WHY IS “FOR-PROFIT” SUCH A BAD WORD IN EDUCATION?

Written by Howard Tullman
Published on Oct. 31, 2012
WHY IS “FOR-PROFIT” SUCH A BAD WORD IN EDUCATION?

 

WHY IS “FOR-PROFIT” SUCH A BAD WORD IN EDUCATION?

            Call me crazy, but I thought making a profit was one of the most important things that a good business needed to do. Just because you run a business doesn’t mean that you’re entitled to make a profit. You’ve actually got to earn it. Making a profit is how you stay in business and keep your employees and their families fed and it’s how the marketplace ultimately tells you that you’re doing the right things. Customers pay you a profit because you provide a product or a service of real value to them that’s worth paying for. Or at least that’s the way the world should work. And, maybe most importantly, focusing on profitability helps to make sure that you keep your business and your offerings truly competitive.

            Of course, if you’re the government with a captive audience and the ability to print your own currency, you don’t really care how many employees you have. The economy’s always great in Virginia, Maryland and the suburbs of Washington, D.C.

            And, if you’re a well-regarded and selective non-profit college, you’ll always be turning a certain crowd of wanna-bes away; your tuition prices can soar every year; and your facilities and non-teaching faculty (and salaries) can grow to the sky.  After all, you’re really living off your endowment and the stock market and not the real market where the relationship between price and value actually matters.

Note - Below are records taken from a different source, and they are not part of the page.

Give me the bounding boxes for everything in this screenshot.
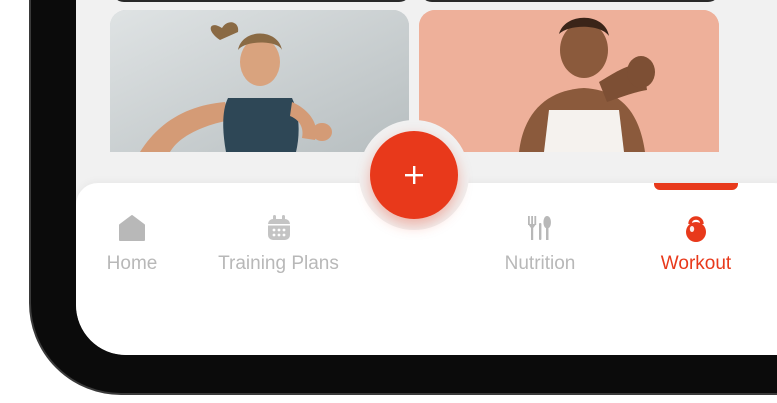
nav-label-nutrition: Nutrition — [504, 253, 576, 274]
upper-card-left[interactable] — [112, 0, 411, 2]
utensils-icon — [525, 213, 555, 243]
app-screenshot: Home Training Plans Nutrition Workout — [0, 0, 777, 403]
kettlebell-icon — [681, 213, 711, 243]
woman-running-photo — [110, 10, 409, 152]
home-icon — [117, 213, 147, 243]
plus-icon — [403, 164, 425, 186]
calendar-icon — [264, 213, 294, 243]
upper-card-right[interactable] — [420, 0, 720, 2]
workout-card-boxing[interactable] — [419, 10, 719, 152]
active-tab-indicator — [654, 183, 738, 190]
woman-boxing-stance-photo — [419, 10, 719, 152]
phone-screen: Home Training Plans Nutrition Workout — [76, 0, 777, 355]
nav-item-workout[interactable]: Workout — [650, 213, 742, 275]
nav-item-home[interactable]: Home — [98, 213, 166, 275]
nav-label-workout: Workout — [660, 253, 732, 274]
nav-label-training-plans: Training Plans — [218, 253, 339, 274]
add-button[interactable] — [370, 131, 458, 219]
nav-label-home: Home — [106, 253, 158, 274]
nav-item-nutrition[interactable]: Nutrition — [490, 213, 590, 275]
nav-item-training-plans[interactable]: Training Plans — [206, 213, 351, 275]
workout-card-running[interactable] — [110, 10, 409, 152]
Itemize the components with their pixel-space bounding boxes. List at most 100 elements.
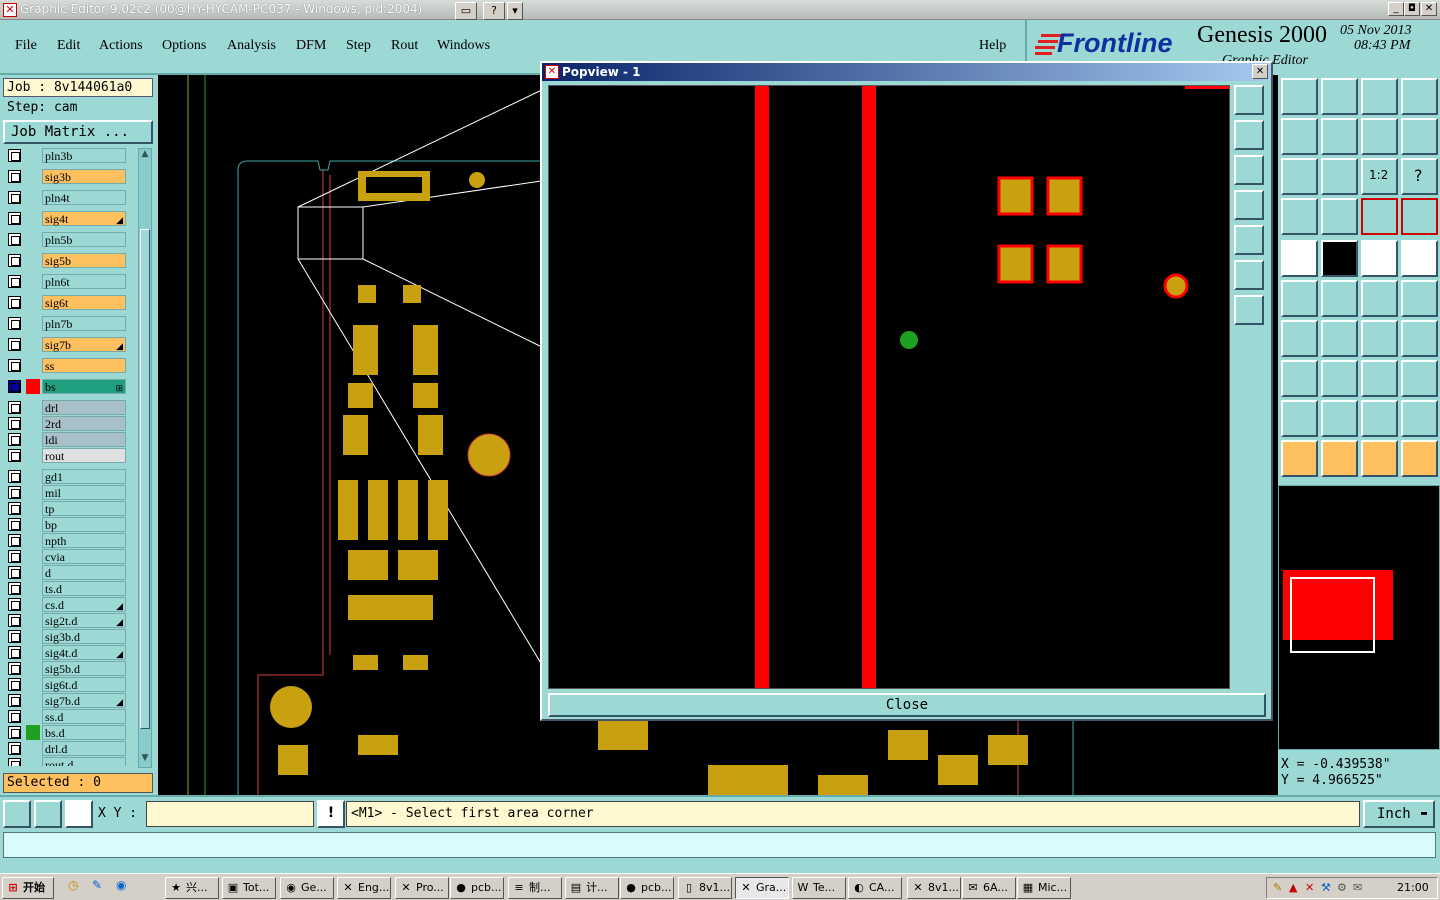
path-tool-icon[interactable] <box>1401 440 1438 477</box>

            But eventually every bubble bursts and even the newest and greatest “big lies” bust out. (Although “the check is in the mail” and “I gave on the Web” are still pretty workable.)  I think we’re finally over the fantasy that everyone in America should (or can afford to) own their own home. And, in the same way, it’s pretty clear now (as the rest of the world has known for decades) that not every high school graduate should (or needs to or can afford to) go to an expensive four-year college (even on the Government’s dime) in order to get a degree instead of getting prepared for a real job. There are plenty of alternative, faster, less expensive and more productive ways to prepare our graduates for today’s highly competitive global economy.

            Borrowing tens of thousands of dollars each year from Uncle Sam to finance an “education” with no real connection to or commitment to real employment is just an especially nasty way that we’ve let millions of well-intentioned kids (and their families) mortgage their futures and hitch their wagons (they can’t afford cars and don’t want them anyway) to a false dream of future success.

            But when you have a perfect storm of a continued crappy economy, collapsing employment opportunities for millions of people (especially new college grads) and a do-nothing Congress stuck in an election year, and then the economic bubble really bursts, the media and the politicians need to find someone else to blame.

            And, for the last couple of years, the easiest whipping boys and the folks in the dunk tank (even though they represent in the aggregate only a tiny fraction of overall college enrollments) have been the large, for-profit education companies. And while the election is right around the corner, I don’t see things getting much better for the sector any time soon.

            Of course, the fact that (presumably former) employees of these schools did a lot of dumb, deceptive and greedy things (on tape and video no less) hasn’t exactly helped their cause. Some of these guys are to quality education what the Olive Garden is to Italian cuisine.

            And, even though the big guys have fired many of their CEOs and are shrinking their businesses, dropping their tuitions, and “rebranding” themselves (talk about putting “lipstick on a pig”), they don’t really seem any more interested than the fat and happy non-profit colleges are in making the real substantive changes necessary to provide their students with the proper tools, training and technologies and then the pre-graduation job search support and networking assistance required for them to be successful when (and if) they graduate. These are time, resource and people intensive changes that don’t happen overnight and also don’t really scale that easily. And in the world of the giant, for-profit players, if something doesn’t scale, it doesn’t sell. Maybe that’s true for any business these days.

            But, for me, a more serious concern is that there are people doing for-profit education really right and our small, but growing college is a perfect example. We’re a for-profit, digital media arts college (Tribeca Flashpoint Academy in Chicago) where – in an intense, hands-on, cross-disciplinary two-year program built to industry standards – we’re training hundreds of passionate and talented creative kids to get ready for real jobs in the rapidly expanding digital economy. And, frankly, we don’t think our work ends until their jobs begin.

             I’m just tired of all of the “for-profits” getting painted with the same bullshit brush as the big guys who definitely deserve some of the abuse they’re getting. I don’t want to see the baby (and the right-time, right-place idea of high-end, high-tech vocational training) tossed out with the bums and the bathwater. And it also wouldn’t hurt if parents across the country started asking for answers from ALL colleges – if we’re going to hold for-profit colleges accountable for real education value and real employment prospects – then we should be demanding the exact same standards and results from the 90% of the college marketplace represented by the non-profit schools who are basically doing an equally horrible job of equipping our graduates with the skills, work ethic and training they need today to succeed tomorrow and in the future.